What are your influences?

That's always the question writers get asked, or ask of others. In seeking an answer to how the magic happens, 'influences' are shorthand for how do you do it? We want the recipe, or at least a taste, for what shapes and impresses those we admire.

Though no one is asking, I've been contemplating poets that move and mark me. There are poets — Tony Hoagland, Adrienne Rich, Julia Levine — whose work I read again and again, hungry to absorb and understand the agile way they thread emotion and message with a subtle but strong stitch.

Today, when I stumbled into this Tony Hoagland poem, I fell happily under the influence again.

How It Adds Up

There was the day we swam in a river, a lake, and an ocean.
And the day I quit the job my father got me.
And the day I stood outside a door,
and listened to my girlfriend making love
to someone obviously not me, inside,

and I felt strange because I didn’t care.

There was the morning I was born,
and the year I was a loser,
and the night I was the winner of the prize
for which the audience applauded.

Then there was someone else I met,
whose face and voice I can’t forget,
and the memory of her
is like a jail I’m trapped inside,

or maybe she is something I just use
to hold my real life at a distance.

Happiness, Joe says, is a wild red flower
plucked from a river of lava
and held aloft on a tightrope
strung between two scrawny trees
above a canyon
in a manic-depressive windstorm.

Don’t drop it, Don’t drop it, Don’t drop it—,

And when you do, you will keep looking for it
everywhere, for years,
while right behind you,
the footprints you are leaving

will look like notes
of a crazy song.

How It Adds Up by Tony Hoagland.
Reprinted from What Narcissism Means to Me (2003)

Sunday
Jul052009

Letter never sent

"I wrote you a letter, actually. Two. Though I didn't know where to send it."
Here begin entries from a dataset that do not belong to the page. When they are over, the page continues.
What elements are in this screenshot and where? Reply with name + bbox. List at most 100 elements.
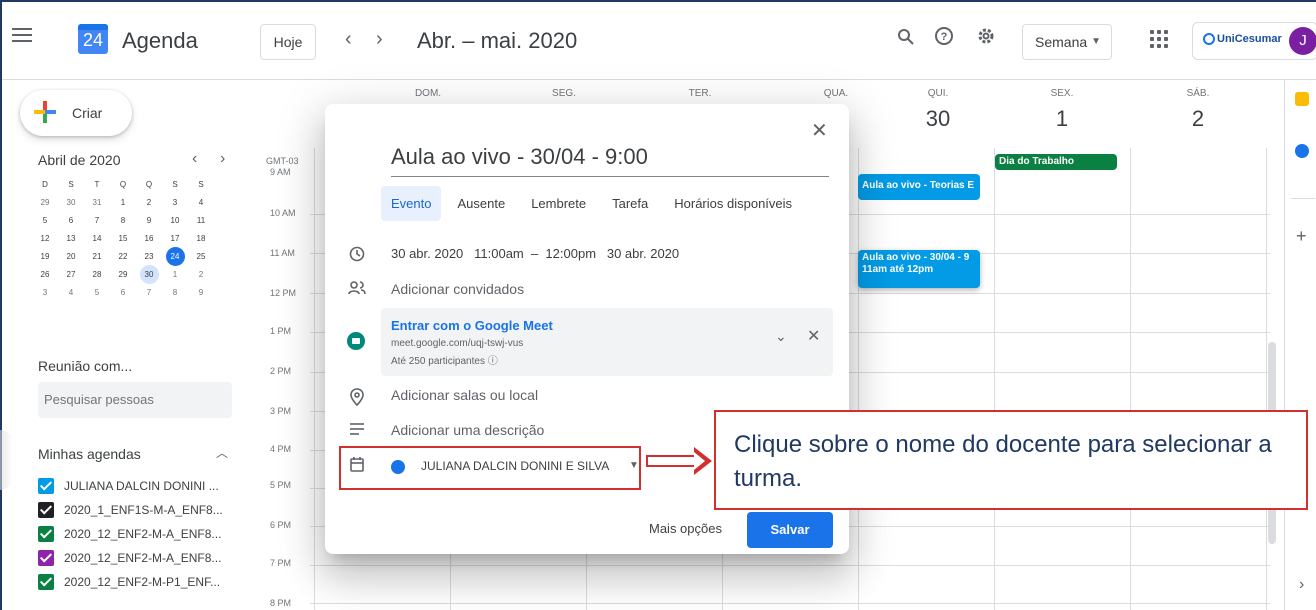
settings-gear-icon[interactable] [972, 26, 1000, 54]
mini-day[interactable]: 14 [84, 230, 110, 248]
view-select[interactable]: Semana ▼ [1022, 24, 1112, 60]
mini-day[interactable]: 11 [188, 212, 214, 230]
mini-day[interactable]: 31 [84, 194, 110, 212]
mini-day[interactable]: 10 [162, 212, 188, 230]
mini-day[interactable]: 15 [110, 230, 136, 248]
mini-day[interactable]: 3 [32, 284, 58, 302]
event-datetime[interactable]: 30 abr. 2020 11:00am – 12:00pm 30 abr. 2… [391, 246, 679, 261]
account-switcher[interactable]: UniCesumar J [1192, 22, 1316, 60]
calendar-item[interactable]: 2020_12_ENF2-M-A_ENF8... [38, 522, 223, 546]
mini-day-selected[interactable]: 30 [136, 265, 162, 284]
mini-day[interactable]: 2 [136, 194, 162, 212]
expand-panel-icon[interactable]: › [1299, 576, 1304, 594]
tab-lembrete[interactable]: Lembrete [521, 186, 596, 221]
mini-day[interactable]: 23 [136, 248, 162, 266]
mini-day[interactable]: 20 [58, 248, 84, 266]
calendar-item[interactable]: JULIANA DALCIN DONINI ... [38, 474, 223, 498]
save-button[interactable]: Salvar [747, 512, 833, 548]
tab-evento[interactable]: Evento [381, 186, 442, 221]
mini-day[interactable]: 4 [188, 194, 214, 212]
day-number[interactable]: 30 [870, 106, 1006, 132]
holiday-event[interactable]: Dia do Trabalho [995, 154, 1117, 170]
event-title-input[interactable]: Aula ao vivo - 30/04 - 9:00 [391, 144, 829, 177]
mini-prev-month-icon[interactable]: ‹ [192, 150, 197, 168]
checkbox-checked-icon[interactable] [38, 574, 54, 590]
mini-day[interactable]: 19 [32, 248, 58, 266]
mini-day[interactable]: 25 [188, 248, 214, 266]
search-people-input[interactable] [38, 382, 232, 418]
add-description-field[interactable]: Adicionar uma descrição [391, 422, 544, 438]
previous-week-icon[interactable]: ‹ [345, 28, 352, 51]
close-icon[interactable]: ✕ [811, 118, 828, 143]
checkbox-checked-icon[interactable] [38, 502, 54, 518]
calendar-event-selected[interactable]: Aula ao vivo - 30/04 - 9 11am até 12pm [858, 250, 980, 288]
tab-tarefa[interactable]: Tarefa [602, 186, 658, 221]
mini-day[interactable]: 29 [32, 194, 58, 212]
mini-day[interactable]: 6 [58, 212, 84, 230]
today-button[interactable]: Hoje [260, 24, 316, 60]
mini-day[interactable]: 7 [136, 284, 162, 302]
add-addon-icon[interactable]: + [1296, 226, 1307, 247]
mini-next-month-icon[interactable]: › [220, 150, 225, 168]
avatar[interactable]: J [1289, 27, 1316, 55]
mini-day[interactable]: 7 [84, 212, 110, 230]
calendar-item[interactable]: 2020_1_ENF1S-M-A_ENF8... [38, 498, 223, 522]
calendar-item[interactable]: 2020_12_ENF2-M-A_ENF8... [38, 546, 223, 570]
mini-day[interactable]: 9 [136, 212, 162, 230]
mini-day[interactable]: 12 [32, 230, 58, 248]
mini-day[interactable]: 13 [58, 230, 84, 248]
next-week-icon[interactable]: › [376, 28, 383, 51]
day-number[interactable]: 1 [994, 106, 1130, 132]
mini-day[interactable]: 1 [110, 194, 136, 212]
mini-day[interactable]: 4 [58, 284, 84, 302]
calendar-event[interactable]: Aula ao vivo - Teorias E [858, 174, 980, 200]
my-calendars-heading[interactable]: Minhas agendas [38, 446, 141, 462]
more-options-button[interactable]: Mais opções [649, 521, 722, 536]
tab-ausente[interactable]: Ausente [447, 186, 515, 221]
mini-day[interactable]: 1 [162, 266, 188, 284]
mini-day[interactable]: 5 [32, 212, 58, 230]
mini-day[interactable]: 2 [188, 266, 214, 284]
mini-day[interactable]: 18 [188, 230, 214, 248]
checkbox-checked-icon[interactable] [38, 478, 54, 494]
tab-horarios[interactable]: Horários disponíveis [664, 186, 802, 221]
add-location-field[interactable]: Adicionar salas ou local [391, 387, 538, 403]
calendar-list: JULIANA DALCIN DONINI ... 2020_1_ENF1S-M… [38, 474, 223, 594]
day-number[interactable]: 2 [1130, 106, 1266, 132]
mini-weekday: Q [145, 180, 153, 189]
mini-day[interactable]: 29 [110, 266, 136, 284]
mini-day[interactable]: 16 [136, 230, 162, 248]
mini-day-today[interactable]: 24 [162, 247, 188, 266]
mini-day[interactable]: 5 [84, 284, 110, 302]
apps-grid-icon[interactable] [1150, 30, 1168, 48]
mini-day[interactable]: 28 [84, 266, 110, 284]
add-guests-field[interactable]: Adicionar convidados [391, 281, 524, 297]
keep-icon[interactable] [1295, 92, 1309, 106]
mini-day[interactable]: 22 [110, 248, 136, 266]
search-icon[interactable] [892, 26, 920, 54]
mini-day[interactable]: 21 [84, 248, 110, 266]
mini-day[interactable]: 27 [58, 266, 84, 284]
mini-day[interactable]: 3 [162, 194, 188, 212]
join-meet-link[interactable]: Entrar com o Google Meet [391, 318, 553, 333]
checkbox-checked-icon[interactable] [38, 550, 54, 566]
help-icon[interactable]: ? [930, 26, 958, 54]
chevron-up-icon[interactable]: ︿ [216, 444, 228, 461]
day-header: TER. [688, 88, 712, 99]
calendar-item[interactable]: 2020_12_ENF2-M-P1_ENF... [38, 570, 223, 594]
main-menu-icon[interactable] [12, 28, 32, 44]
mini-day[interactable]: 17 [162, 230, 188, 248]
mini-day[interactable]: 30 [58, 194, 84, 212]
tasks-icon[interactable] [1295, 144, 1309, 158]
calendar-item-label: 2020_12_ENF2-M-P1_ENF... [64, 575, 221, 589]
mini-calendar-month: Abril de 2020 [38, 152, 121, 168]
mini-day[interactable]: 9 [188, 284, 214, 302]
mini-day[interactable]: 8 [110, 212, 136, 230]
remove-meet-icon[interactable]: ✕ [807, 326, 820, 346]
checkbox-checked-icon[interactable] [38, 526, 54, 542]
mini-day[interactable]: 8 [162, 284, 188, 302]
chevron-down-icon[interactable]: ⌄ [775, 328, 787, 345]
mini-day[interactable]: 6 [110, 284, 136, 302]
create-button[interactable]: Criar [20, 90, 132, 136]
mini-day[interactable]: 26 [32, 266, 58, 284]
She said nothing in response to the opening.

"How did it make you feel?"

"On the surface, calm. Deeper than that, abandoned."

—from Abandon, a novel by Pico Iyer

For years I've written letters. Some get sent. Most do not.

A few years ago I began using letters as a writing prompt with students: Write a letter to your younger self. To someone you love. To someone you don't.

The exercise is cathartic, and creates a calm but poignant sadness. And almost always, the letters I do not send are seeds for the letters I finally do.